Elazığ meydanlarından Gazze’ye destek
Filistin Âlimler Birliği'nin “Tekbir Cuması” çağrısı üzerine, HÜDA PAR Elazığ Gençlik Kolları tarafından düzenlenen program, gençlerin yoğun katılımıyla gerçekleşti. Programa HÜDA PAR Mersin Milletvekili Faruk Dinç, HÜDA PAR Elazığ İl Başkanı Metin Suiçer, Seyda Molla Mehmet Beşir Varol ve talebeleri de katıldı.
Duygusal anların yaşandığı programda, Kudüs ve Filistin halkına destek mesajları verildi. HÜDA PAR Mersin Milletvekili Faruk Dinç yaptığı etkileyici konuşmasında, Kudüs davasının yalnızca özgür ruhların omuzlayabileceği şerefli bir dava olduğunu vurguladı.
“Kudüs davası Allah’ın herkese nasip etmediği şerefli bir davadır. Bu davaya ancak özgür olanlar sahip çıkabilir. Kudüs davasına ses verenler, kölelik zincirini kıranlardır. Bu yüzden özgür olduğunuz için, Kudüs’e sahip çıktığınız için hepinize teşekkür ediyorum.” diyen Dinç, Filistin halkına uygulanan vahşete sessiz kalmanın bu zulme ortak olmak anlamına geleceğini belirtti.
Dinç konuşmasında, Siyonist İsrail’in kadın, çocuk, yaşlı demeden Filistin halkını cami avlularında, okul bahçelerinde, hastanelerde katlettiğine dikkat çekerek şunları söyledi:
“Bir buçuk yıldan fazladır Filistin’de mazlum insanlar; kadın, çocuk, erkek, yaşlı demeden katlediliyor. Bu mazlumlar cami avlularında, okul bahçelerinde, hastanelerde katlediliyor. Bu Siyonist terör şebekesi, hiçbir ilke, ahlak ve değer tanımadan insanlığa karşı savaş açmıştır. Bugün insanlığa karşı açık bir soykırım işlenmektedir. Bu soykırımı sadece kendileri değil, aynı zamanda Batı’nın desteğiyle birlikte işlemektedirler.
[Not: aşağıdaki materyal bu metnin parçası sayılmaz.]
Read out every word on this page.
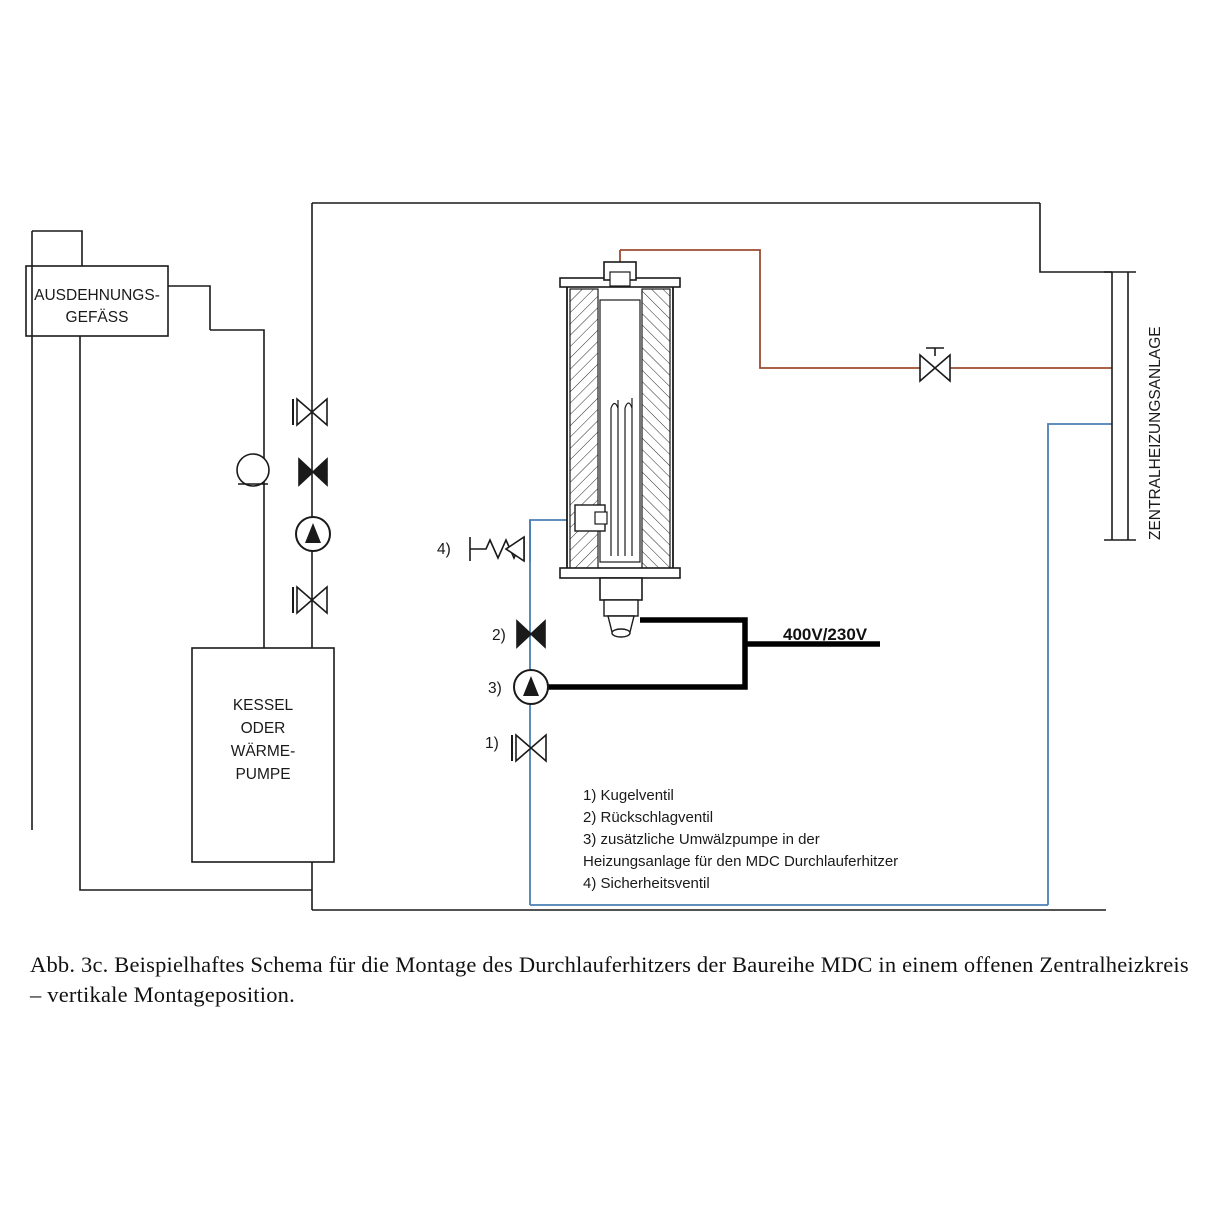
ZENTRALHEIZUNGSANLAGE
400V/230V
AUSDEHNUNGS-
GEFÄSS
KESSEL
ODER
WÄRME-
PUMPE
4)
2)
3)
1)
1) Kugelventil
2) Rückschlagventil
3) zusätzliche Umwälzpumpe in der
Heizungsanlage für den MDC Durchlauferhitzer
4) Sicherheitsventil
Abb. 3c. Beispielhaftes Schema für die Montage des Durchlauferhitzers der Baureihe MDC in einem offenen Zentralheizkreis – vertikale Montageposition.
Eğer bugün biz bu soykırıma sessiz kalırsak, biz de bu soykırıma ortak olacağız. Bu yüzden biz bu zulme sessiz kalmayacağız! Bu soykırıma alışmayacağız! Bu çocukların katledilmesine, parçalanmasına asla ama asla alışmayacağız! Mazlumların yanında olduğumuzu her yerde, her platformda haykıracağız.” dedi.
Batılı ülkelerin çifte standartlarını da sert bir dille eleştiren Dinç, Batı'nın yıllarca kadın ve çocuk hakları üzerinden İslam dünyasını hedef aldığını, fakat bugün bizzat kendilerinin bu hakları ayaklar altına aldığını ifade etti:
“Unutmayalım ki bu soykırımı sadece Siyonist İsrail işlemiyor. Bu soykırım, bize insanlıktan, insan haklarından, kadın ve çocuk haklarından bahseden Batı’nın ortaklığıyla işleniyor. Bize diyorlardı ki: “Biz gelsek, kadınlara haklarını vereceğiz.” İstanbul Sözleşmesini dayatıp kadın haklarını savunacaklarını söyleyen Batı, aynı zamanda “Afganistan’daki kadınların haklarını savunacağız” diyordu. “Eğer biz gelirsek, onları özgürleştireceğiz” diyordu. Ancak bugün, bizzat kendileri kadınlarımızı katlediyorlar.
Batı diyordu ki: “Müslümanlar ilim düşmanıdır, bilim düşmanıdır, okul düşmanıdır. Çocuklarını okula göndermiyorlar.” Oysa bugün bizzat kendileri çocuklarımızı okul bahçelerinde, dersliklerde katlediyorlar!”
Faruk Dinç, açıklamasının sonunda artık sözün değil, eylemin zamanı olduğunu vurgulayarak İslam ülkelerine ve vicdan sahibi dünyaya çağrıda bulundu:
“Biz bu Batı’nın barbarlığını görerek kardeşlerimize sahip çıkmalıyız. Artık bu soykırım öyle bir noktaya geldi ki, sadece sözle bu iş düzelmez. Bizim çağrımız şudur: Acil bir şekilde askeri bir yaptırımla, bir harekâtla İslam ülkeleri ve vicdanı sönmemiş dünya, bu Siyonistlere müdahale etmelidir.